Garbage collection oddities

D

David Masover

Given this code:

class WatchMeDie
def self.finalizer
proc do |id|
puts "Finalized #{id}"
end
end
def initialize
ObjectSpace.define_finalizer self, &WatchMeDie.finalizer
end
end

a = WatchMeDie.new
a = nil
GC.start
puts 'end of program'

# # #

This produces the expected outcome on 1.8.7:

Finalized 69858803067800
end of program

On 1.9.1, however, it doesn't:

end of program
Finalized 8054060

That is, on 1.9.1, the object is never collected. However, if I create two
such objects:

a = WatchMeDie.new
b = WatchMeDie.new
a = nil
b = nil
GC.start

Once I do this, the first object is collectible. It seems the most recent
WatchMeDie object will never be collected before the program ends.

Not that any of this really matters, but it complicates what I was actually
testing:

def make_a_thread
Thread.new do
sleep 1000
end
end

def test_run
make_a_thread
WatchMeDie.new
end

a = test_run
b = WatchMeDie.new
a = nil
GC.start
puts 'end of program'


This example works as expected -- one WatchMeDie is finalized before program
end, and one after. However, if we change test_run to:

def test_run
make_a_thread
foo = WatchMeDie.new
end

1.9.1 still works as expected. However, 1.8 does not -- because I've now
assigned that object to a local variable, even one that didn't exist when I
called make_a_thread, it now can't be garbage collected.

One possible workaround, doesn't:

MyThreadProc = proc do
sleep 1000
end
def make_a_thread
Thread.new &MyThreadProc
end

In other words, for some bizarre reason, either the thread or the proc still
cares enough about that local scope, and the scope of all its callers, to hold
onto them for posterity.

I've worked around this in 1.8 by sending the thread spawning itself to
another thread, one created with a somewhat cleaner scope and call stack. But
it's a brutally ugly hack, and there have to be performance implications.

Fortunately, 1.9.1 appears to do the right thing, here. Unfortunately, this
kind of stuff is difficult to test. So I'm curious: Is this unique to 1.8.7, or
does it exist in 1.8.6, also? And is it likely to be fixed, or should I just
strongly encourage people to upgrade to 1.9?
 
R

Roger Pack

That is, on 1.9.1, the object is never collected.

The kicker here is it may not be a bug--it may be that there is a "ghost
reference" to the object still kicking around somewhere [on the stack or
what not].
Because the C calls internally sometimes have extra references that
aren't used, they don't clean the whole stack just by using it, so
sometimes references are left there.

You could try going down deep in the stack then creating your objects
def go(n)
if n==100
# do something
else
go(n+1)
end
end

go(0)
GC.start

and see if that helps.

In general, however, you're not guaranteed that finalizers will be
called at any point--only guaranteed that they'll be called before the
program exits (I think that's what happens anyway).
GL!
=r
 
D

David Masover

That is, on 1.9.1, the object is never collected.

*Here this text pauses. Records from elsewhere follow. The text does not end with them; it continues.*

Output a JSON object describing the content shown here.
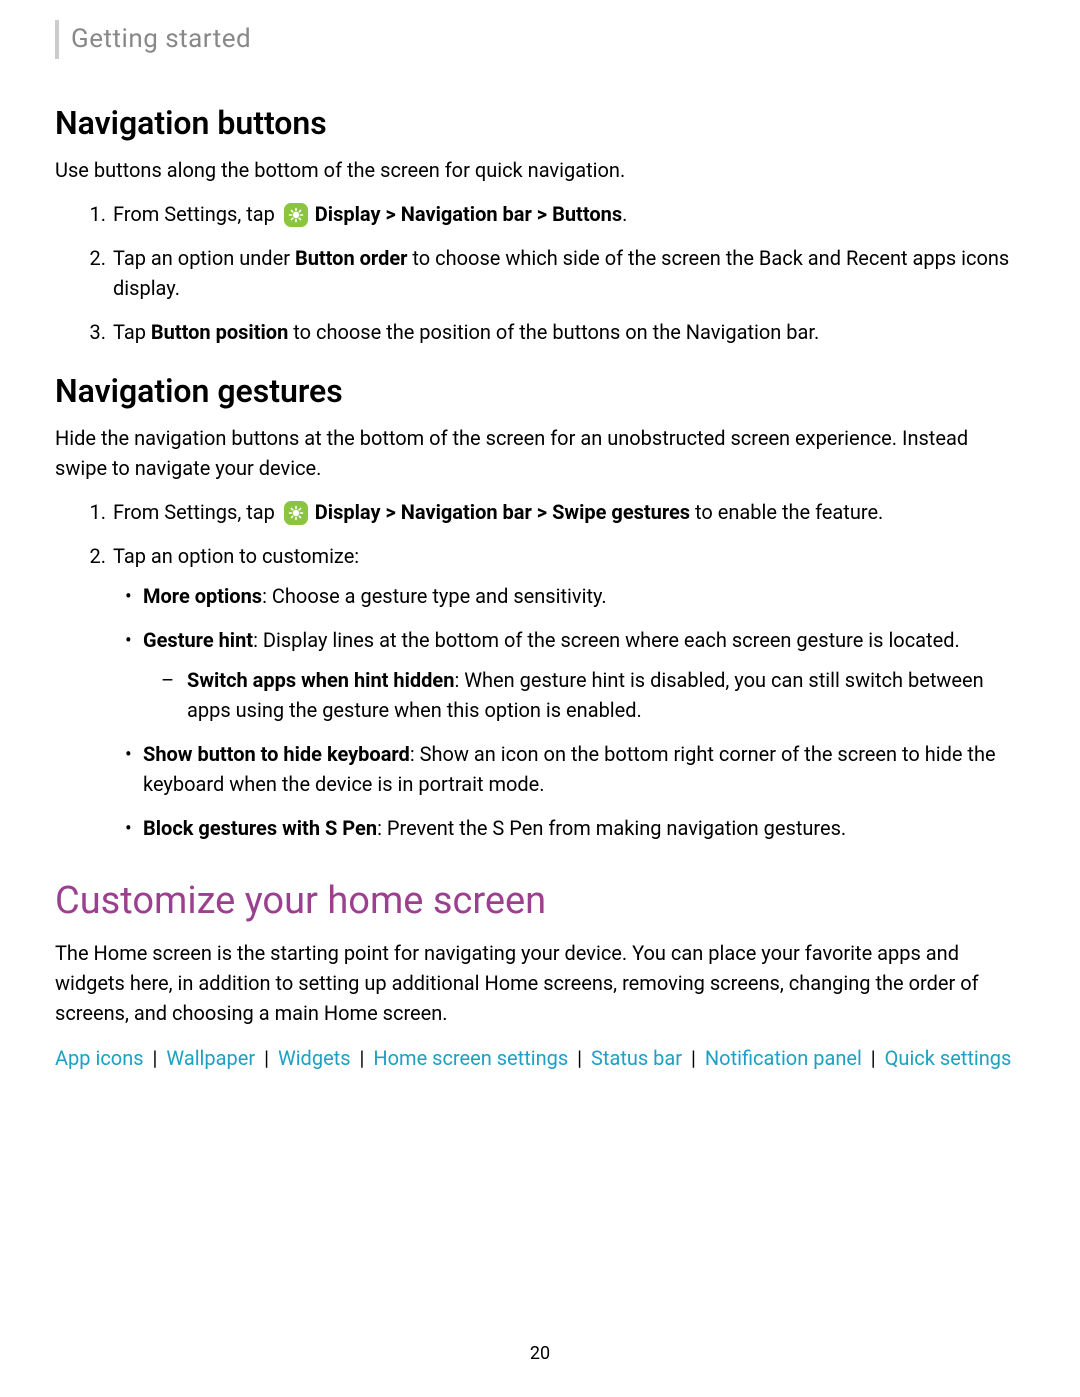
{
  "header": {
    "breadcrumb": "Getting started"
  },
  "nav_buttons": {
    "title": "Navigation buttons",
    "intro": "Use buttons along the bottom of the screen for quick navigation.",
    "step1_pre": "From Settings, tap ",
    "step1_path": "Display > Navigation bar > Buttons",
    "step1_end": ".",
    "step2_pre": "Tap an option under ",
    "step2_bold": "Button order",
    "step2_rest": " to choose which side of the screen the Back and Recent apps icons display.",
    "step3_pre": "Tap ",
    "step3_bold": "Button position",
    "step3_rest": " to choose the position of the buttons on the Navigation bar."
  },
  "nav_gestures": {
    "title": "Navigation gestures",
    "intro": "Hide the navigation buttons at the bottom of the screen for an unobstructed screen experience. Instead swipe to navigate your device.",
    "step1_pre": "From Settings, tap ",
    "step1_path": "Display > Navigation bar > Swipe gestures",
    "step1_rest": " to enable the feature.",
    "step2": "Tap an option to customize:",
    "more_options_bold": "More options",
    "more_options_rest": ": Choose a gesture type and sensitivity.",
    "gesture_hint_bold": "Gesture hint",
    "gesture_hint_rest": ": Display lines at the bottom of the screen where each screen gesture is located.",
    "switch_apps_bold": "Switch apps when hint hidden",
    "switch_apps_rest": ": When gesture hint is disabled, you can still switch between apps using the gesture when this option is enabled.",
    "show_button_bold": "Show button to hide keyboard",
    "show_button_rest": ": Show an icon on the bottom right corner of the screen to hide the keyboard when the device is in portrait mode.",
    "block_spen_bold": "Block gestures with S Pen",
    "block_spen_rest": ": Prevent the S Pen from making navigation gestures."
  },
  "customize": {
    "title": "Customize your home screen",
    "intro": "The Home screen is the starting point for navigating your device. You can place your favorite apps and widgets here, in addition to setting up additional Home screens, removing screens, changing the order of screens, and choosing a main Home screen.",
    "links": [
      "App icons",
      "Wallpaper",
      "Widgets",
      "Home screen settings",
      "Status bar",
      "Notification panel",
      "Quick settings"
    ],
    "sep": " | "
  },
  "page_number": "20"
}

The kicker here is it may not be a bug--it may be that there is a "ghost
reference" to the object still kicking around somewhere [on the stack or
what not].

Right -- which I would consider to be a bug.

Or, at the very least, it's very inconvenient, and not at all what's expected.
In general, however, you're not guaranteed that finalizers will be
called at any point--only guaranteed that they'll be called before the
program exits (I think that's what happens anyway).

I understand, which is why I'm not bothered that for some reason, the first
object wasn't collected until the second one was created. I don't mind if the
GC is sloppy.

I do mind when it's an actual leak -- in this case, the objects in question
are pretty heavyweight, and if I create a few thousand threads that way, I'll
have a few thousand of them stuck forever.
 
R

Roger Pack

I do mind when it's an actual leak -- in this case, the objects in
question
are pretty heavyweight, and if I create a few thousand threads that way,
I'll
have a few thousand of them stuck forever.


If you're trying to have a multi-threaded app be GC-sane, your options
are MBARI patches, ruby 1.9, or jruby. AFAIK.
GL!
=r
 
D

David Masover

If you're trying to have a multi-threaded app be GC-sane, your options
are MBARI patches, ruby 1.9, or jruby. AFAIK.

Ah, thanks for that.

Yes, this does depend on GC. It does work with 1.9, but I'd been trying to
keep 1.8 compatibility. I guess I can drop that now, and test it on jruby.